Morning stiffness that loosens as the day goes on. Deep, aching soreness that feels “inside” the shoulders and hips rather than on the skin. Movements like rolling in bed, lifting the arms to dress, or rising from a chair flare it up. That pattern is classic for polymyalgia rheumatica, and the body tends to hurt in predictable places.
The Core Pattern: Proximal, Symmetric, and Stiff
PMR pain and stiffness cluster around the shoulder and hip girdles — the big muscle groups close to the trunk. It is usually bilateral (both sides at once) and worst after rest, especially on waking. Many people feel “stuck” for 30–90 minutes in the morning before they loosen up.
Where PMR Most Commonly Hurts

Shoulders and Upper Arms
The most frequent site. People describe a band of ache across the shoulder girdle, spreading into the deltoids and upper arms. Reaching overhead, washing hair, fastening a bra, and putting on a coat can be difficult.
Neck and Upper Back
The neck often feels board-stiff with reduced rotation. Sleeping in one position can make turning the head painful on waking.
Hips, Buttocks, and Outer Thighs
Pain sits deep in the hip girdle and buttocks, often tracking down the outer thighs. Getting out of a low chair, climbing stairs, or stepping into a car lights it up.
Low Back and Sacroiliac Region
A dull band of pain can sit over the lower back/sacroiliac area. It’s less about sharp “sciatica” and more about a heavy, sore stiffness that eases as you walk.
Less Typical (But Possible) Areas
- Elbows, wrists, hands, knees, or ankles: PMR can cause peripheral synovitis or noticeable puffy swelling on the tops of the hands (sometimes called RS3PE). These features don’t rule out PMR, but they prompt your clinician to check for other inflammatory conditions as well.
- Calves or feet: usually spared; pain here may suggest another diagnosis.
What the Pain Feels Like (and What It Isn’t)
PMR pain is inflammatory — it’s worse after inactivity and improves with gentle movement. Many people say they feel weak, but formal strength testing is often normal; the real issue is pain-limited effort and stiffness. True sudden loss of strength, numbness, pins-and-needles, or shooting pain point more toward nerve or spine problems than PMR.
Why These Areas Hurt
PMR primarily involves lining tissues around joints — like the shoulder bursae, hip synovium, and the tendon sheaths — rather than the muscle fibers themselves. Inflammation in these spaces produces the deep, girdle-like ache and morning stiffness.
Day Patterns You Might Notice
- First hour worst: getting dressed, showering, and reaching overhead are painful.
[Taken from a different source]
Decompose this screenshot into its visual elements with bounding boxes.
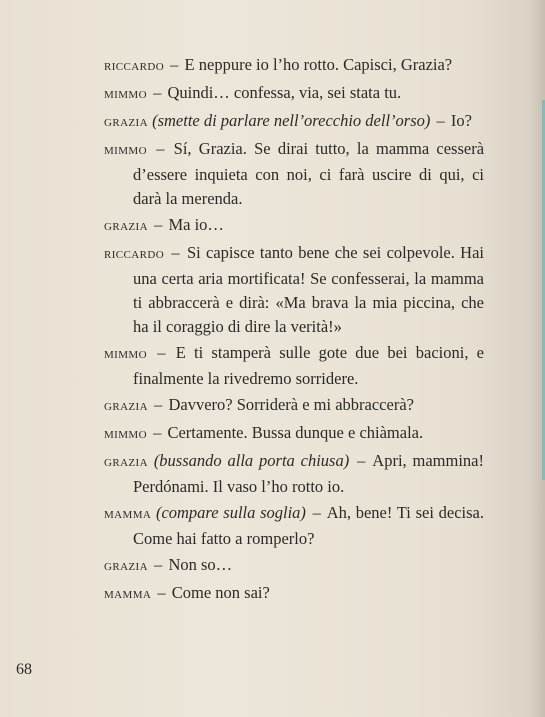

- Loosening with motion: a short walk often helps.
- “Start-up” pain: stiffness returns after long sitting or a nap.
- Systemic clues: low energy, low-grade feverishness, loss of appetite, or weight change can ride along with flares.
When to Worry About GCA (Emergency)
About 1 in 5 people with PMR may develop giant cell arteritis (GCA)—an inflammation of medium/large arteries. Seek urgent care if you develop any of these, even if your PMR pain seems typical:
- New, persistent temple or scalp pain, tenderness when combing hair
- Jaw pain when chewing (jaw claudication)
- Sudden vision changes—double vision, blurred vision, or vision loss
- Unexplained fever or night sweats
Self-Mapping Your Pain (Helpful for Clinic Visits)
Keep a simple pain journal for two weeks:
- Mark where it hurts most on a body outline (use the illustration as a guide).
- Note morning stiffness minutes, worst activities, and what eases pain.
- Record new symptoms (headache, jaw pain, vision changes) the same day they occur.
Bring this to your appointment; it helps your clinician track response to therapy or detect red flags early.
What Usually Helps the Map “Cool Down”
Treatment is individualized, but common pillars include:
- Anti-inflammatory steroid therapy (e.g., low-to-moderate dose prednisone) with a guided taper
- Gentle daily motion: short walks, shoulder pendulums, sit-to-stands
- Heat on waking, then light stretching once you’re moving
- Sleep supports (pillow positioning, mattress toppers) to reduce night stiffness
- Bone and metabolic health monitoring during steroid use (calcium, vitamin D, strength training, and labs per clinician)
Important: If your pain map doesn’t match the typical shoulder/hip pattern, or if weakness is profound, your clinician may check for mimics—frozen shoulder, rotator cuff tears, cervical or lumbar spine disease, inflammatory arthritis, thyroid issues, infection, or medication effects.